The tool finds PR-to-issue connections through GitHub's timeline events. A PR becomes a cycle time signal when it references an issue in any of these ways:

  • Write Fixes #42, Closes #42, or Resolves #42 in a PR description
  • Use GitHub's sidebar "Development" section to link a PR to an issue
  • Mention #42 anywhere in the PR (creates a cross-reference event)
  • Any variation: fix #42, close #42, resolve #42 (case-insensitive)

The PR does not need to be merged, closed, or even out of draft. Opening a draft PR that mentions an issue is enough.
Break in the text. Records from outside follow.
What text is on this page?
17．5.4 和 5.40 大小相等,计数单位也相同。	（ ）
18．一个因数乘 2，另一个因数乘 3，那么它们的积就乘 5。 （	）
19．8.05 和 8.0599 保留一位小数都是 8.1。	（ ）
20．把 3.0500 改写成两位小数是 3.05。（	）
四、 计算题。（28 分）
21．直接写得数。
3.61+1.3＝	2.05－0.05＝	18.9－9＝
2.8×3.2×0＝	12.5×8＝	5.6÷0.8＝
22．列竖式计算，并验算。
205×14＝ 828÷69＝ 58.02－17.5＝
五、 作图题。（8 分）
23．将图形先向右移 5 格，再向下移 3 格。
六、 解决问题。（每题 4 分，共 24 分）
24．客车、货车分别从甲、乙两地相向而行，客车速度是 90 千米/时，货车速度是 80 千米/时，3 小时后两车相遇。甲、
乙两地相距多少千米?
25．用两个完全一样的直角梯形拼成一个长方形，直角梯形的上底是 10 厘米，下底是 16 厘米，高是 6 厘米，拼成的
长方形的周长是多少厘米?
Solo developers vs. teams#

**Solo developer or OSS workflow** (PR strategy): - Create an issue, open a PR with "Closes #N", merge, tag a release - Use `cycle_time.strategy: pr` -- works with no extra config ```yaml # .gh-velocity.yml -- minimal config cycle_time: strategy: pr quality: categories: - name: bug match: ["label:bug"] - name: feature match: ["label:enhancement"] ```
**Team workflow with project board** (issue strategy + labels): - Create an issue, triage into Backlog, move to In Progress and apply `in-progress` label, open a PR, review, merge, release - Use `cycle_time.strategy: issue` with `lifecycle.in-progress.match` for cycle time and `project_status` for WIP/backlog ```yaml # .gh-velocity.yml -- team config with board cycle_time: strategy: issue project: url: "https://github.com/users/yourname/projects/1" status_field: "Status" lifecycle: backlog: project_status: ["Backlog", "Triage"] in-progress: project_status: ["In progress"] match: ["label:in-progress"] ``` To automate the label step when someone moves a card on the board, see the project-label-sync workflow in the guide.
**Team workflow without a project board** (PR strategy): - Create an issue, developer opens a PR with "Closes #N", review, merge, release - Use `cycle_time.strategy: pr` -- the PR creation date is the cycle start ```yaml # .gh-velocity.yml cycle_time: strategy: pr quality: categories: - name: bug match: ["label:bug"] - name: feature match: ["label:enhancement"] ```

What GitHub can and cannot tell you#

gh-velocity is constrained to the GitHub API. Here is what that means in practice.

What works well
  • Issue lifecycle: Creation and closure dates are precise. Lead time is reliable.
  • PR merge timestamps: The search API returns exact merge dates.
  • Closing references: GitHub tracks which PRs close which issues via the closingIssuesReferences GraphQL field.
  • Release metadata: Tags, release dates, and release bodies are all available via the REST API.
  • Labels: Issue labels are the basis for classification. Consistent labeling gives you accurate composition metrics.
What has limits
  • Cycle time depends on your strategy. With no signal for a given issue, cycle time is N/A. The tool warns you when this happens.
  • Project board timestamps are unreliable for cycle time. See the warning above.
  • The PR search API caps at 1000 results. Rare outside the largest monorepos.
  • Tag ordering is by API default, not semver. Use --since to specify the previous tag if your tag history is non-linear.
  • "Closed" is not "merged." Issues can be closed without a PR being merged. The tool treats closure as the end event regardless of cause.
What is not possible
  • Project board transition history. There is no API for field change history. This is why labels are recommended.
  • Work-in-progress duration as separate phases. Without transition history, you cannot measure time-in-review or time-in-backlog from the board alone.
  • Developer-level attribution. The tool measures issue and release velocity, not individual performance. This is intentional.
  • Cross-repo tracking. Each invocation targets a single repository.